Profondo cordoglio e un fermo appello al rafforzamento della prevenzione nei luoghi di lavoro. È la posizione espressa da Uil e Uila Siracusa a seguito della tragica scomparsa di Ahmed Belkihal, bracciante agricolo di 61 anni di origine algerina, colto da un malore improvviso lunedì 27 luglio mentre lavorava all’interno di una serra di pomodori a Pachino.
La vittima, celibe e senza figli, risiedeva e lavorava regolarmente in Italia da circa trent’anni ed era tesserata con l’organizzazione sindacale. A prestare i primi, purtroppo inutili, soccorsi è stato un collega presente sul posto.
I segretari Ninetta Siragusa (Uil Siracusa) e Sebastiano Di Pietro (Uila Siracusa) hanno puntualizzato come la vicenda, pur non apparendo legata a violazioni delle ordinanze anticalore, riproponga con urgenza il tema della sicurezza globale nel settore primario:
«Il nodo centrale è il rafforzamento complessivo dei presidi di sicurezza in tutti i luoghi di lavoro agricoli. L’Ebat-Cimi di Siracusa mesi fa ha messo a disposizione gratuitamente delle aziende agricole dei defibrillatori, strumenti che in casi come questo avrebbero potuto garantire un soccorso tempestivo. Sebbene molte aziende li abbiano accolti, alcune li hanno rifiutati. Pur senza ravvisare dolo in questo caso, episodi simili si evitano con una maggiore attenzione alla dotazione di presidi salvavita nei campi». — Ninetta Siragusa e Sebastiano Di Pietro (Uil e Uila Siracusa)
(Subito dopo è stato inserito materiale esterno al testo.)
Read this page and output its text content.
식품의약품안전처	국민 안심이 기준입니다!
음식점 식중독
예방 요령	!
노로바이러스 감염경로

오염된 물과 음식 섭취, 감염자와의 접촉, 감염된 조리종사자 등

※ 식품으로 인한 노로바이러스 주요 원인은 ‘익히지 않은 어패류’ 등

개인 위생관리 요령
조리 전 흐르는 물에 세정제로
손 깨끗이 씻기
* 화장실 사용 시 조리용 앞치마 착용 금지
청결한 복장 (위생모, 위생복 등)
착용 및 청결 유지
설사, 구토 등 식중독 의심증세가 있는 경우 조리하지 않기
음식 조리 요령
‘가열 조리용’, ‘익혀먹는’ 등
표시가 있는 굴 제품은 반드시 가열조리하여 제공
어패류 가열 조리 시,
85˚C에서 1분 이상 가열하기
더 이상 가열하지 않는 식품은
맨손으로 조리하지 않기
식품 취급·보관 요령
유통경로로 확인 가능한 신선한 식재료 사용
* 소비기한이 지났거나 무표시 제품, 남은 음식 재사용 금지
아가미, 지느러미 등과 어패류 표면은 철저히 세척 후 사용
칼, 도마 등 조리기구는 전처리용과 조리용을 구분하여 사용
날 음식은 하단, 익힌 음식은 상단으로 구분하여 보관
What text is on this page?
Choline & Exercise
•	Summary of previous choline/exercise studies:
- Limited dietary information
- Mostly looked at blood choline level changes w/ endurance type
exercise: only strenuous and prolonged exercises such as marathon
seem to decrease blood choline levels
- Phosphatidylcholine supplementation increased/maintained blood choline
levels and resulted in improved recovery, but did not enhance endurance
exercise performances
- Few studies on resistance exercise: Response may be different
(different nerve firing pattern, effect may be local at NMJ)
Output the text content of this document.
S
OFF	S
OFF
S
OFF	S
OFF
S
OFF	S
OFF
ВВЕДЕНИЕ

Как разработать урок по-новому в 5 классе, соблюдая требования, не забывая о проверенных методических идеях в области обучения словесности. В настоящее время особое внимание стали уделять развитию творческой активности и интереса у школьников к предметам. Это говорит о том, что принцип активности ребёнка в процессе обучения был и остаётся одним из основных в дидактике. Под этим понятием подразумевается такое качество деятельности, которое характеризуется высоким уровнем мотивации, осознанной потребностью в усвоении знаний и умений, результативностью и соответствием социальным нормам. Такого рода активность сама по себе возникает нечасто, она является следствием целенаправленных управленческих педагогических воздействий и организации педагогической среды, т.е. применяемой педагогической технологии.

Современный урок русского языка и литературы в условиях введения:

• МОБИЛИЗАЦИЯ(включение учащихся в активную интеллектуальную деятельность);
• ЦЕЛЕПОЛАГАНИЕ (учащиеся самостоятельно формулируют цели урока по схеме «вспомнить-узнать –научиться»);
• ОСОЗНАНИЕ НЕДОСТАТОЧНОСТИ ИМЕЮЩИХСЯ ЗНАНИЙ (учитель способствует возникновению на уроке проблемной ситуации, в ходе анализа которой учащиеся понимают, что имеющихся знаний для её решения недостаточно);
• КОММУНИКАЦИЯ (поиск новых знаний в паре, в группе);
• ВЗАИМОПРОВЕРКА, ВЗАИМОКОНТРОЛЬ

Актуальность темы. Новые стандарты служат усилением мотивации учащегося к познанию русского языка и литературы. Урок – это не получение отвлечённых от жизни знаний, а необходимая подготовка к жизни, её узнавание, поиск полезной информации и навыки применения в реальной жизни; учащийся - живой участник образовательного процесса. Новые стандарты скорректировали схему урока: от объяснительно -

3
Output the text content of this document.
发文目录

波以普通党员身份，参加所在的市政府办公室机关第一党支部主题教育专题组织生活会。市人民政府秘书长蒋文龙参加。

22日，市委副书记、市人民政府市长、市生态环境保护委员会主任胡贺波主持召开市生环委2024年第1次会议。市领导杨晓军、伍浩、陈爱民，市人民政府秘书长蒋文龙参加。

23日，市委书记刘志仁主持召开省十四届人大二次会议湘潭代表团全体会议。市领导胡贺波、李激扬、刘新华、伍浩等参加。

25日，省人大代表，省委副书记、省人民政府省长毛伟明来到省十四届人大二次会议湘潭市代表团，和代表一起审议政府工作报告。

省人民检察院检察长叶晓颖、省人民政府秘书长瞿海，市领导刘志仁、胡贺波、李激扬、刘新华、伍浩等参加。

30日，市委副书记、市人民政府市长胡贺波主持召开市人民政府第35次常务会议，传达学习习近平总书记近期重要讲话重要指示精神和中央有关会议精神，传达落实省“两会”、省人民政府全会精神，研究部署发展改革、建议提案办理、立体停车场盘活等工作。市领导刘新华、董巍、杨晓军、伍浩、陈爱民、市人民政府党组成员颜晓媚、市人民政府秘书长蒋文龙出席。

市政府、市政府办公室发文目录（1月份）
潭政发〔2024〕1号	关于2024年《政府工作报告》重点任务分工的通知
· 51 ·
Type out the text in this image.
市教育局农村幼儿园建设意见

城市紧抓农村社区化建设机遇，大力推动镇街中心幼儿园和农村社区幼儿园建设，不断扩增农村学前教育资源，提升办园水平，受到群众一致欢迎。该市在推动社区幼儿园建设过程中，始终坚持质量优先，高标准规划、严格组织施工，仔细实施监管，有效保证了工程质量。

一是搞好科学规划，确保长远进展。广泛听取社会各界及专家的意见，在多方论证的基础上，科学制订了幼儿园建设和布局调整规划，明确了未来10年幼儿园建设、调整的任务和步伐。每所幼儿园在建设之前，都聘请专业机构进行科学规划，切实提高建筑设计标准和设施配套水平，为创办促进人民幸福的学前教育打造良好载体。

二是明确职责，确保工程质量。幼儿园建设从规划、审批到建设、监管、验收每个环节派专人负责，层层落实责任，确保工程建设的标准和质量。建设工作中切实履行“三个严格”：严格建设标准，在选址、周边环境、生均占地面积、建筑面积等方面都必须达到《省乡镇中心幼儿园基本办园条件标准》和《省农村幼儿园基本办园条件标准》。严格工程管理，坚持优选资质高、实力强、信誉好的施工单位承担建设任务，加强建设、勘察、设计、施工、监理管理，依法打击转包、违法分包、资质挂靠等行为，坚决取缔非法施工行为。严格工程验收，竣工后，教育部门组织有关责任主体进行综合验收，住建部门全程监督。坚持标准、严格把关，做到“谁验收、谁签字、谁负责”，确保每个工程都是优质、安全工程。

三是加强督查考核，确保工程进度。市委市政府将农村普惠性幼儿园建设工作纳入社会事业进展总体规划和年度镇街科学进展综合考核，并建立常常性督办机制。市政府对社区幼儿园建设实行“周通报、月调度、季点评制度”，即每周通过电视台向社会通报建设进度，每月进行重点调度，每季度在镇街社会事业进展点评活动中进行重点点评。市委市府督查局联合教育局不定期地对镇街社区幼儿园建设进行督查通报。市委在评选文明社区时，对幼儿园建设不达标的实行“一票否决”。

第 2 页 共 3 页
I rappresentanti sindacali hanno rinnovato l’invito a tutti gli imprenditori agricoli della provincia a non fermarsi al semplice rispetto formale dei decreti regionali, ma a investire su formazione per le emergenze, valutazione del rischio microclimatico e primo soccorso.
Uil e Uila ribadiscono la piena disponibilità a collaborare con le aziende virtuose del territorio, continuando a pretendere controlli incisivi e il rafforzamento della contrattazione territoriale in favore della dignità e della tutela di chi lavora nei campi.